The Safe Drinking Water Act of 1974 was established to protect America's drinking water. It covers waters actually or potentially designated for drinking, whether from above ground or underground sources. http://water.epa.gov/
The Clean Air Act , adopted in 1970, is the comprehensive federal law that regulates air emissions from area, stationary, and mobile pollution sources. The CAA established limits for major pollution sources called the National Emission Standards for Hazardous Air Pollutants (NEHAPS) . NEHAPS must be met by installing the Maximum Achievable Control Technology (MACT) for each source.
Enacted in 1972 , the Federal Water Pollution Control Act, commonly known as the Clean Water Act, establishes the basic structure for regulating discharges of pollutants into the waters of the United States.
Adopted in 1976, the Resource Conservation and Recovery Act is the principal federal law that governs the disposal of solid and hazardous wastes. The law takes a cradle to grave approach to ensure that wastes are handled properly from the point of creation to transport to disposal.
Commonly known as the Superfund law, the Comprehensive Environmental Response, Compensation, and Liability Act of 1980 makes liable those responsible for a spill or release of a hazardous substance into the environment.

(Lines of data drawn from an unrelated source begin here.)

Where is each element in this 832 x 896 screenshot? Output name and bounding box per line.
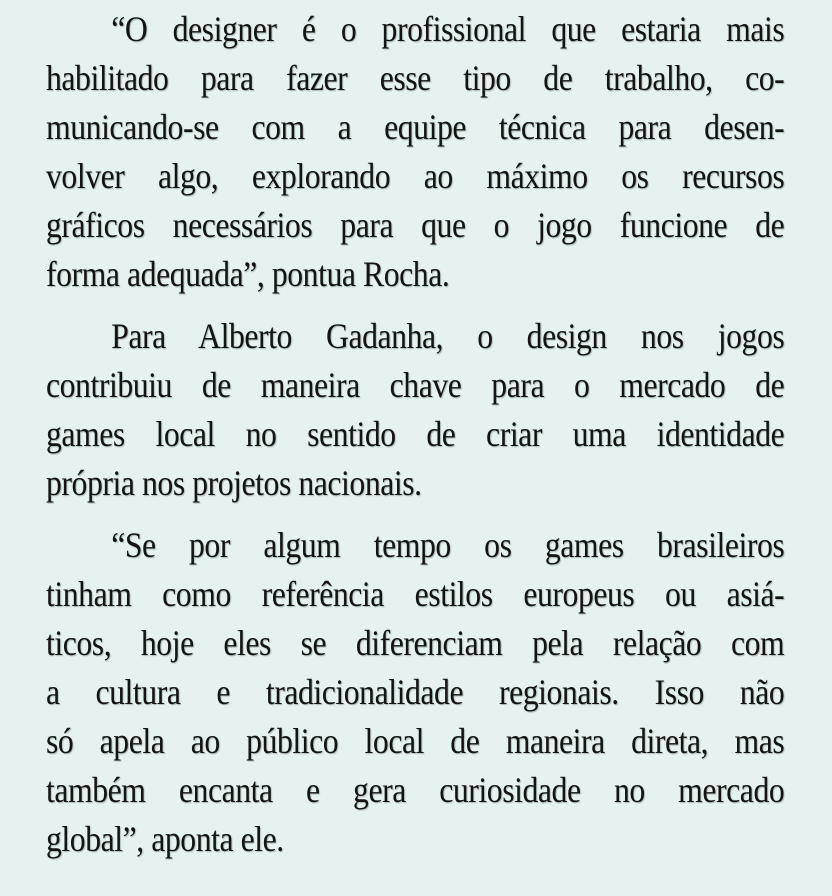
text-line: gráficos necessários para que o jogo funcione de (46, 205, 785, 245)
text-line: tinham como referência estilos europeus ou asiá- (46, 574, 785, 614)
text-line: games local no sentido de criar uma identidade (46, 414, 785, 454)
text-line: Para Alberto Gadanha, o design nos jogos (111, 316, 785, 356)
text-line: contribuiu de maneira chave para o mercado de (46, 365, 785, 405)
paragraph-alberto-gadanha (46, 312, 784, 508)
text-line: municando-se com a equipe técnica para desen- (46, 107, 785, 147)
text-line: global”, aponta ele. (46, 819, 284, 859)
text-line: própria nos projetos nacionais. (46, 463, 422, 503)
text-line: a cultura e tradicionalidade regionais. Isso não (46, 672, 785, 712)
text-line: “O designer é o profissional que estaria mais (111, 9, 785, 49)
paragraph-quote-rocha (46, 5, 784, 299)
text-line: volver algo, explorando ao máximo os recursos (46, 156, 785, 196)
text-line: “Se por algum tempo os games brasileiros (111, 525, 785, 565)
paragraph-quote-games-brasileiros (46, 521, 784, 864)
text-line: habilitado para fazer esse tipo de trabalho, co- (46, 58, 785, 98)
text-line: forma adequada”, pontua Rocha. (46, 254, 450, 294)
text-line: só apela ao público local de maneira direta, mas (46, 721, 785, 761)
article-text-column (46, 5, 784, 864)
text-line: também encanta e gera curiosidade no mercado (46, 770, 785, 810)
text-line: ticos, hoje eles se diferenciam pela relação com (46, 623, 785, 663)
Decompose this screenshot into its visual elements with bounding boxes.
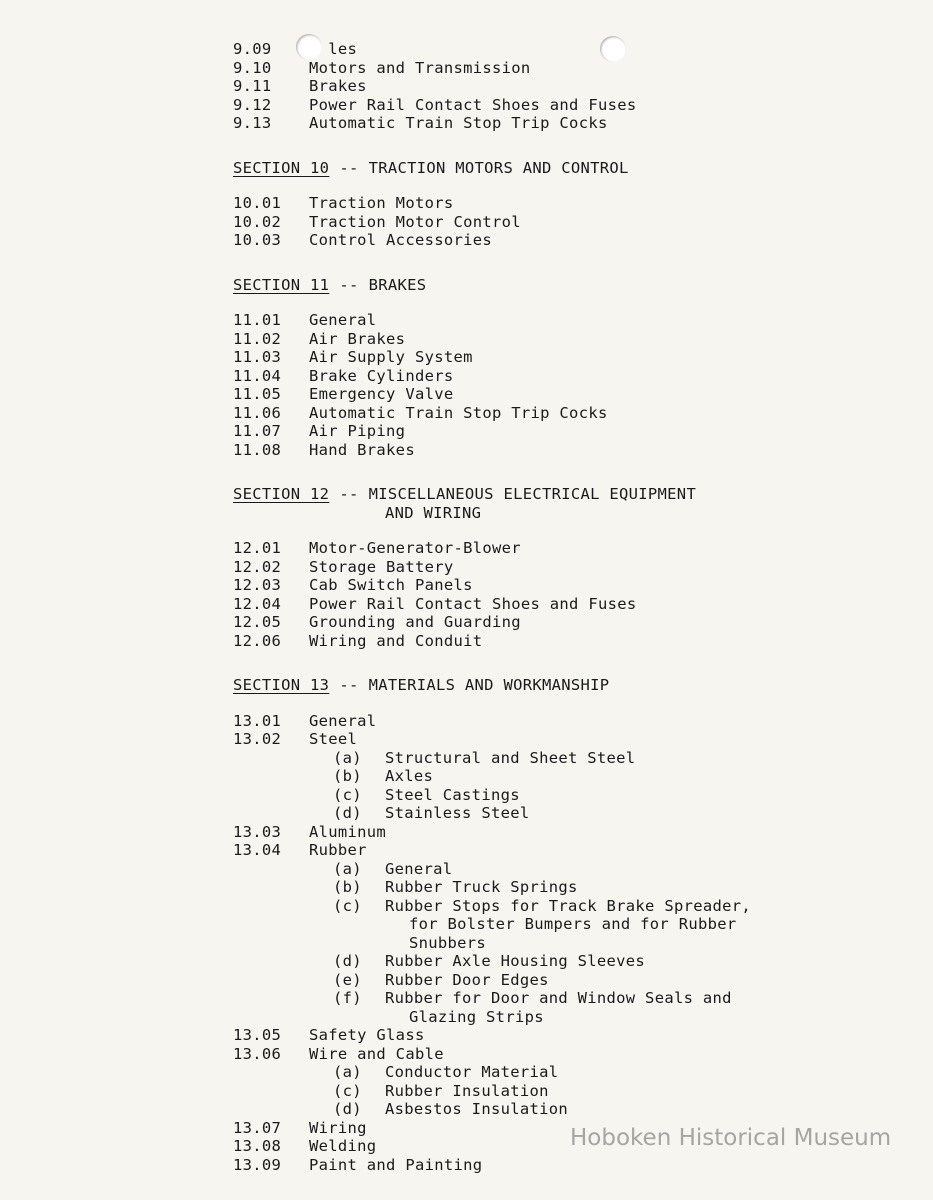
item-number: 11.02 xyxy=(233,329,282,348)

The National Environmental Policy Act of 1970 establishes the broad national framework for protecting our environment. NEPA s ensures the federal government gives proper consideration to the environment before undertaking any major federal action (including involvement in industrial projects) that significantly affects the environment.
The Toxic Release Inventory (TRI) was created by section 313 of the Emergency Planning and Community Right-to-Know Act (EPCRA) of 1986. It requires most industries to report significant of toxic substances to the EPA, which then aggregates and disseminates the information to the public.